Roasted Jerusalem Artichokes and Brussels Sprout Leaves

(from Lucianolinda’s recipe box)

Source: Pittsburgh Post Gazette- Arthi Sabramaniam

Serves 4 people

Categories: Vegetables

Ingredients

  • 5 large Jerusalem artichokes (aka sunchokes)
  • 3 1/2 Tbsp. olive oil, divided use
  • Salt and pepper, to taste
  • 1 clove garlic, smashed
  • 1 small sprig rosemary
  • 1 Tbsp. butter
  • Brussels Sprouts, trimmed and leaves separated to make 3 cups
  • 1 shallot, minced
  • lemon juice

Directions

  1. Heat oven to 375 degrees. Cut knobs off Jerusalem artichokes. Reserve cut-off pieces.
  2. Heat 1 Tbsp. of the oil in an oven-safe skillet over medium-high heat.

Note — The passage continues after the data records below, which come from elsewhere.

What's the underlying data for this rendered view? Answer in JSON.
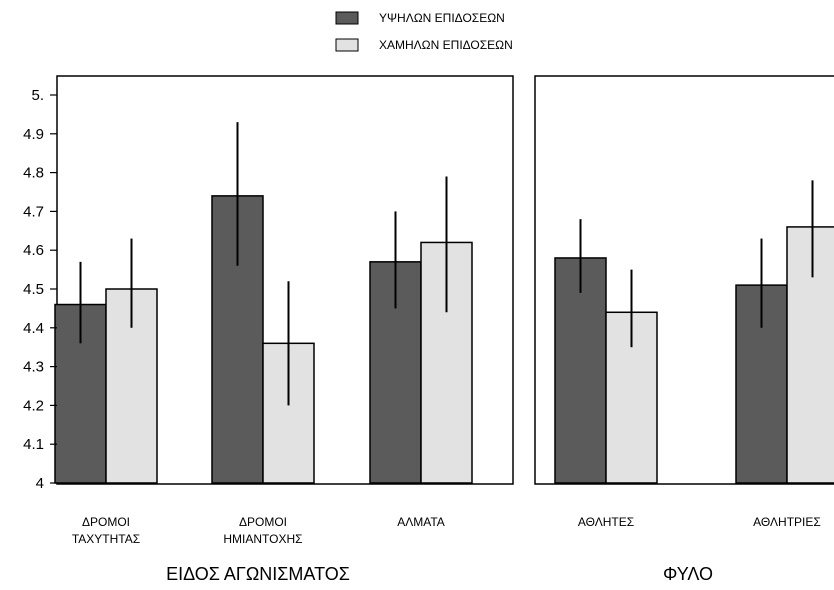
{
  "chart_data": {
    "type": "bar",
    "legend": {
      "placement": "top-center",
      "entries": [
        {
          "name": "ΥΨΗΛΩΝ ΕΠΙΔΟΣΕΩΝ",
          "color": "#5b5b5b"
        },
        {
          "name": "ΧΑΜΗΛΩΝ ΕΠΙΔΟΣΕΩΝ",
          "color": "#e2e2e2"
        }
      ]
    },
    "y_axis": {
      "range": [
        4,
        5
      ],
      "ticks": [
        "4",
        "4.1",
        "4.2",
        "4.3",
        "4.4",
        "4.5",
        "4.6",
        "4.7",
        "4.8",
        "4.9",
        "5."
      ],
      "tick_values": [
        4,
        4.1,
        4.2,
        4.3,
        4.4,
        4.5,
        4.6,
        4.7,
        4.8,
        4.9,
        5
      ],
      "grid": false
    },
    "panels": [
      {
        "xlabel": "ΕΙΔΟΣ ΑΓΩΝΙΣΜΑΤΟΣ",
        "categories": [
          [
            "ΔΡΟΜΟΙ",
            "ΤΑΧΥΤΗΤΑΣ"
          ],
          [
            "ΔΡΟΜΟΙ",
            "ΗΜΙΑΝΤΟΧΗΣ"
          ],
          [
            "ΑΛΜΑΤΑ"
          ]
        ],
        "series": [
          {
            "name": "ΥΨΗΛΩΝ ΕΠΙΔΟΣΕΩΝ",
            "values": [
              4.46,
              4.74,
              4.57
            ],
            "err_low": [
              4.36,
              4.56,
              4.45
            ],
            "err_high": [
              4.57,
              4.93,
              4.7
            ]
          },
          {
            "name": "ΧΑΜΗΛΩΝ ΕΠΙΔΟΣΕΩΝ",
            "values": [
              4.5,
              4.36,
              4.62
            ],
            "err_low": [
              4.4,
              4.2,
              4.44
            ],
            "err_high": [
              4.63,
              4.52,
              4.79
            ]
          }
        ]
      },
      {
        "xlabel": "ΦΥΛΟ",
        "categories": [
          [
            "ΑΘΛΗΤΕΣ"
          ],
          [
            "ΑΘΛΗΤΡΙΕΣ"
          ]
        ],
        "series": [
          {
            "name": "ΥΨΗΛΩΝ ΕΠΙΔΟΣΕΩΝ",
            "values": [
              4.58,
              4.51
            ],
            "err_low": [
              4.49,
              4.4
            ],
            "err_high": [
              4.68,
              4.63
            ]
          },
          {
            "name": "ΧΑΜΗΛΩΝ ΕΠΙΔΟΣΕΩΝ",
            "values": [
              4.44,
              4.66
            ],
            "err_low": [
              4.35,
              4.53
            ],
            "err_high": [
              4.55,
              4.78
            ]
          }
        ]
      }
    ]
  }
}
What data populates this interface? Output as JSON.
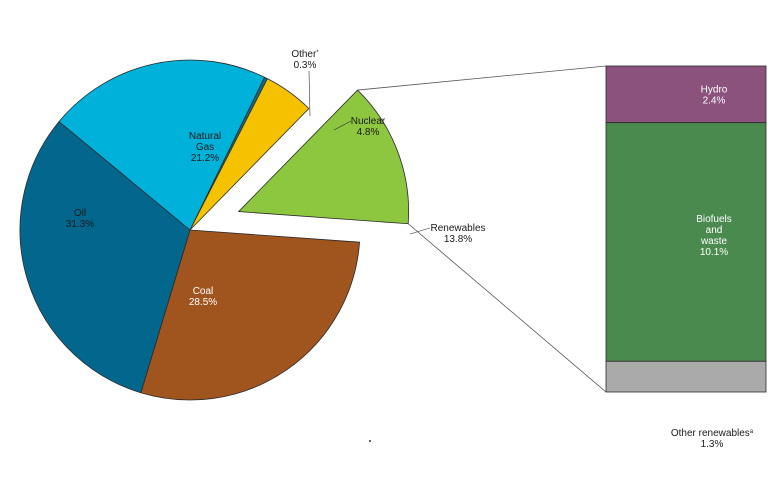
{
  "chart_data": {
    "type": "pie",
    "slices": [
      {
        "name": "Other",
        "marker": "*",
        "value": 0.3,
        "label": "0.3%",
        "color": "#0e6e8a"
      },
      {
        "name": "Nuclear",
        "value": 4.8,
        "label": "4.8%",
        "color": "#f6c200"
      },
      {
        "name": "Renewables",
        "value": 13.8,
        "label": "13.8%",
        "color": "#8dc63f",
        "exploded": true
      },
      {
        "name": "Coal",
        "value": 28.5,
        "label": "28.5%",
        "color": "#a0541e"
      },
      {
        "name": "Oil",
        "value": 31.3,
        "label": "31.3%",
        "color": "#03668c"
      },
      {
        "name": "Natural Gas",
        "value": 21.2,
        "label": "21.2%",
        "color": "#00b1d9"
      }
    ],
    "breakdown": {
      "of": "Renewables",
      "type": "stacked-bar",
      "segments": [
        {
          "name": "Hydro",
          "value": 2.4,
          "label": "2.4%",
          "color": "#8b527d"
        },
        {
          "name": "Biofuels and waste",
          "value": 10.1,
          "label": "10.1%",
          "color": "#4a8a4f"
        },
        {
          "name": "Other renewables",
          "marker": "a",
          "value": 1.3,
          "label": "1.3%",
          "color": "#aaaaaa"
        }
      ]
    }
  }
}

Add the cut-off pieces and the larger sunchoke pieces, salt and pepper, and cook until brown all over, about 6 minutes, removing the smaller pieces as they soften. Then transfer pa to oven and roast tender, about 30 minutes, turning after 10 minutes for even browning.
  3. Remove skillet from oven and put it on a burner over medium heat. Add garlic, rosemary and butter. using a spoon. baste the sunchokes until they are lightly glazed and light brown all over.
  4. Transfer to a cutting board and thickly slice
  5. crosswise.

  6. Heat 2 Tbsp. of the oil in a large skillet over medium-high heat. Add the Brussels sprout leaves, salt and pepper, and cook for about a minute, stirring constantly. Add shallots, cook for 1 minute, stirring.
  7. Add sunchokes and cook until the Brussels sprout leaves are brown in places and crisp-tender, about another minute. Season with lemon juice and stir in the remaining 1/2 Tbsp. oil.